The four episodes in between vary in quality as much as in mood, though never without compensations. My least favorite is the third part, "Meal Ticket", and even that has appeal as a quasi-mystical fable about a man who rarely speaks, played by Liam Neeson in a nearly feral mode, who brings a young man with neither arms nor legs (Harry Melling) from to town, reciting great English-language oratory to dwindling audiences. The fatigued, wintry tone of the piece, and the caustic wit of its final shot, help redeem what's kind of a blunt, one-note story, and it's surely difficult to shake its impact. And it's only up from there. The second segment, "Near Algodones" (the Italian Western homage out of the lot) has a delicious Stephen Root performance and some excellent use of wide open negative space in the compositions to offset its jokey climax and James Franco's anachronistic performance; the third, "All Gold Canyon", has eye-watering rich colors that perfectly evoke the lust fullness of unspoiled landscapes in the bright summer sun, as well as the always-welcome presence of an insanely grizzled Tom Waits, to compensate for its rather plain story, derived from London, who is by no means a natural fit for the Coens. The fifth segment, "The Gal Who Got Rattled" (based on a story by Stewart Edward White) is by far the longest chapter and it doesn't do enough to earn that (it also doesn't benefit from comparisons to the 2010 Meek's Cutoff, the be-all and end-all of contemporary wagon train stories), though Zoe Kazan's performance as the titular gal is excellent, and the relatively lingering pacing serves to do great work in making the labor of travel in the empty West feel truly oppressive and unfathomably big. It also does manage to have the most complicated character psychology, not really much of a priority in most of these segments to be sure, as well as leavening its violence with a humane sadness, rather than the dry irony common to all the other segments.
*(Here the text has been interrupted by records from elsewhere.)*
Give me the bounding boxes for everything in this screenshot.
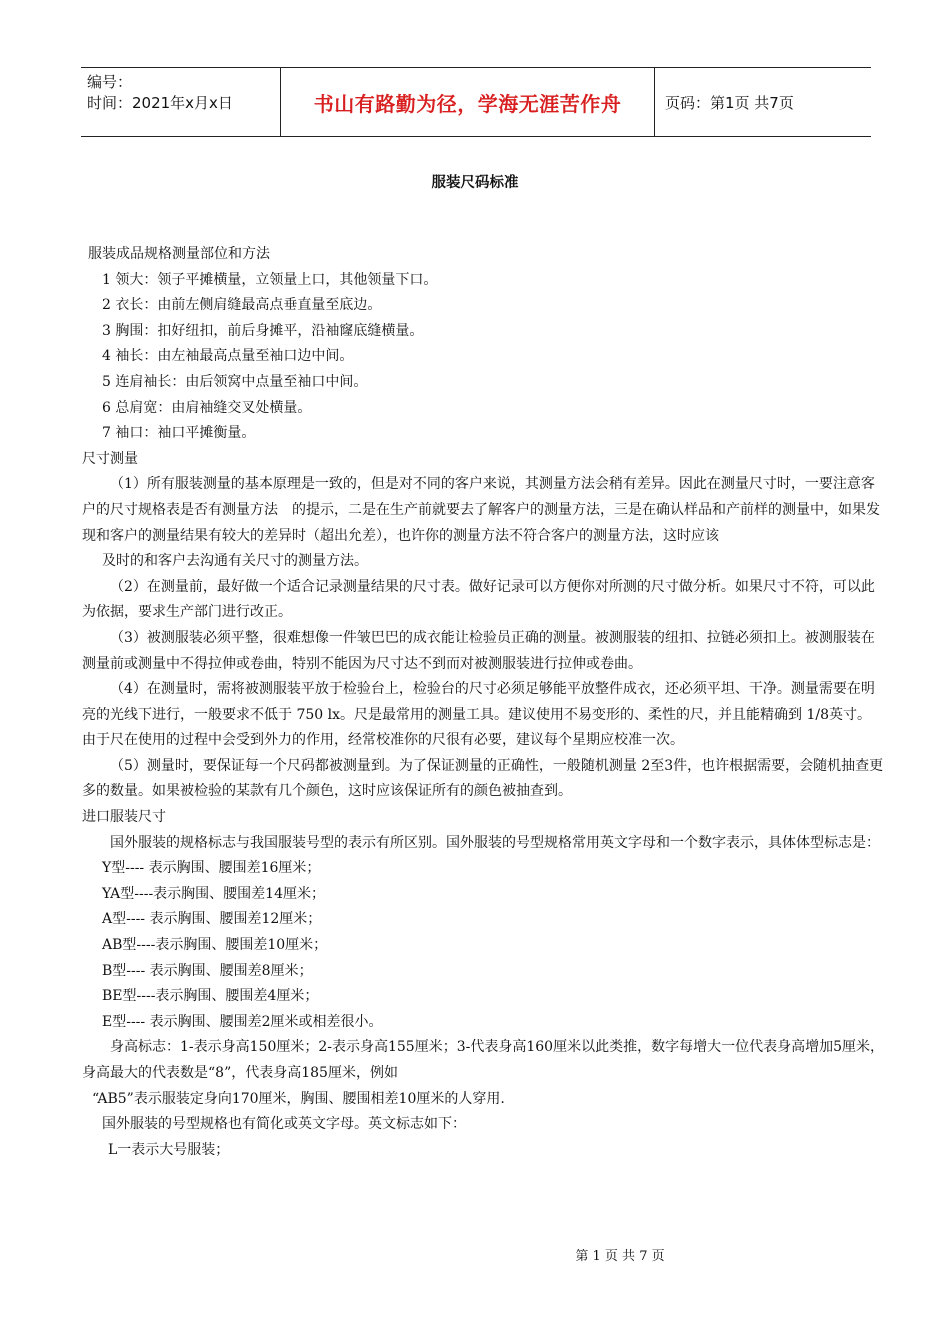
height-text: 身高标志：1-表示身高150厘米；2-表示身高155厘米；3-代表身高160厘米以此类推，数字每增大一位代表身高增加5厘米，身高最大的代表数是“8”，代表身高185厘米，例如	[82, 1039, 884, 1081]
method-item: 2 衣长：由前左侧肩缝最高点垂直量至底边。	[102, 297, 382, 314]
document-header	[81, 67, 871, 137]
method-item: 6 总肩宽：由肩袖缝交叉处横量。	[102, 399, 312, 416]
method-item: 1 领大：领子平摊横量，立领量上口，其他领量下口。	[102, 271, 438, 288]
page-footer: 第 1 页 共 7 页	[575, 1249, 665, 1264]
body-type-item: AB型----表示胸围、腰围差10厘米；	[102, 937, 328, 954]
method-item: 5 连肩袖长：由后领窝中点量至袖口中间。	[102, 373, 368, 390]
intro-heading: 服装成品规格测量部位和方法	[88, 246, 270, 262]
size-heading: 尺寸测量	[82, 450, 138, 467]
abbrev-text: 国外服装的号型规格也有简化或英文字母。英文标志如下：	[102, 1116, 466, 1133]
body-type-item: A型---- 表示胸围、腰围差12厘米；	[102, 911, 322, 928]
abbrev-item: L一表示大号服装；	[108, 1141, 230, 1158]
header-meta	[81, 68, 281, 136]
method-item: 7 袖口：袖口平摊衡量。	[102, 425, 256, 442]
body-type-item: B型---- 表示胸围、腰围差8厘米；	[102, 962, 313, 979]
body-type-item: YA型----表示胸围、腰围差14厘米；	[102, 885, 326, 902]
size-paragraph: （1）所有服装测量的基本原理是一致的，但是对不同的客户来说，其测量方法会稍有差异。因此在测量尺寸时，一要注意客户的尺寸规格表是否有测量方法 的提示，二是在生产前就要去了解客户的测量方法，三是在确认样品和产前样的测量中，如果发现和客户的测量结果有较大的差异时（超出允差），也许你的测量方法不符合客户的测量方法，这时应该	[82, 476, 880, 544]
method-item: 3 胸围：扣好纽扣，前后身摊平，沿袖窿底缝横量。	[102, 322, 424, 339]
size-paragraph: （3）被测服装必须平整，很难想像一件皱巴巴的成衣能让检验员正确的测量。被测服装的纽扣、拉链必须扣上。被测服装在测量前或测量中不得拉伸或卷曲，特别不能因为尺寸达不到而对被测服装进行拉伸或卷曲。	[82, 629, 875, 672]
date-text: 时间：2021年x月x日	[87, 94, 233, 112]
document-title: 服装尺码标准	[431, 175, 519, 191]
header-motto: 书山有路勤为径，学海无涯苦作舟	[281, 68, 655, 136]
method-item: 4 袖长：由左袖最高点量至袖口边中间。	[102, 348, 354, 365]
code-label: 编号：	[87, 73, 133, 91]
import-heading: 进口服装尺寸	[82, 809, 166, 826]
size-paragraph: （5）测量时，要保证每一个尺码都被测量到。为了保证测量的正确性，一般随机测量 2至3件，也许根据需要，会随机抽查更多的数量。如果被检验的某款有几个颜色，这时应该保证所有的颜色被抽查到。	[82, 757, 884, 800]
body-type-item: BE型----表示胸围、腰围差4厘米；	[102, 988, 319, 1005]
import-intro: 国外服装的规格标志与我国服装号型的表示有所区别。国外服装的号型规格常用英文字母和一个数字表示，具体体型标志是：	[110, 834, 880, 851]
body-type-item: E型---- 表示胸围、腰围差2厘米或相差很小。	[102, 1013, 383, 1030]
body-type-item: Y型---- 表示胸围、腰围差16厘米；	[102, 860, 321, 877]
document-body	[82, 242, 884, 1163]
size-paragraph: （4）在测量时，需将被测服装平放于检验台上，检验台的尺寸必须足够能平放整件成衣，还必须平坦、干净。测量需要在明亮的光线下进行，一般要求不低于 750 lx。尺是最常用的测量工具。建议使用不易变形的、柔性的尺，并且能精确到 1/8英寸。由于尺在使用的过程中会受到外力的作用，经常校准你的尺很有必要，建议每个星期应校准一次。	[82, 681, 875, 749]
size-paragraph: （2）在测量前，最好做一个适合记录测量结果的尺寸表。做好记录可以方便你对所测的尺寸做分析。如果尺寸不符，可以此为依据，要求生产部门进行改正。	[82, 578, 875, 621]
example-text: “AB5”表示服装定身向170厘米，胸围、腰围相差10厘米的人穿用.	[92, 1090, 505, 1107]
size-paragraph: 及时的和客户去沟通有关尺寸的测量方法。	[102, 553, 368, 570]
header-page-info: 页码：第1页 共7页	[665, 93, 794, 112]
Taken all in all - and despite the discredited rumors that this started life as a miniseries, it's clearly meant to be watched as a unitary object, if only because of the strong effect of playing the first and last stories against each other - The Ballad of Buster Scruggs is a potent depiction of human fortitude and human moral ugliness walking arm in arm. It's not friendly, even if parts of it are funny as hell; it sets out its stakes very early, with Buster offering a morality of survival and pragmatism, in the caricature of old-timey dialogue he's given (one of the small pieces of genius: there are at least three different flavors of equally improbable Olde-Fashioned Western Patois across the six segments), and it never subverts that initial statement of intent. To be sure, the cinematography, wide range of comedy, stately Carter Burwell score (derived in large part from traditional Protestant hymns and cowboy songs - a direct John Ford homage if ever I heard one), and the superb cast all combine to make the film enormously pleasurable even at its bleakest. That's the lifeblood of the Coens' filmography of course, and let there be no doubt: inconsistent and flawed as it may be, this is pure, uncut Coen brothers, with a little bit of just about everything they've ever done hiding inside one or more of the chapters. It's already being tagged as "minor Coen" in some circle, but it functions almost as a summing-up of every major concern they've explored in 17 films over 34 years - what in God's name could be minor about that?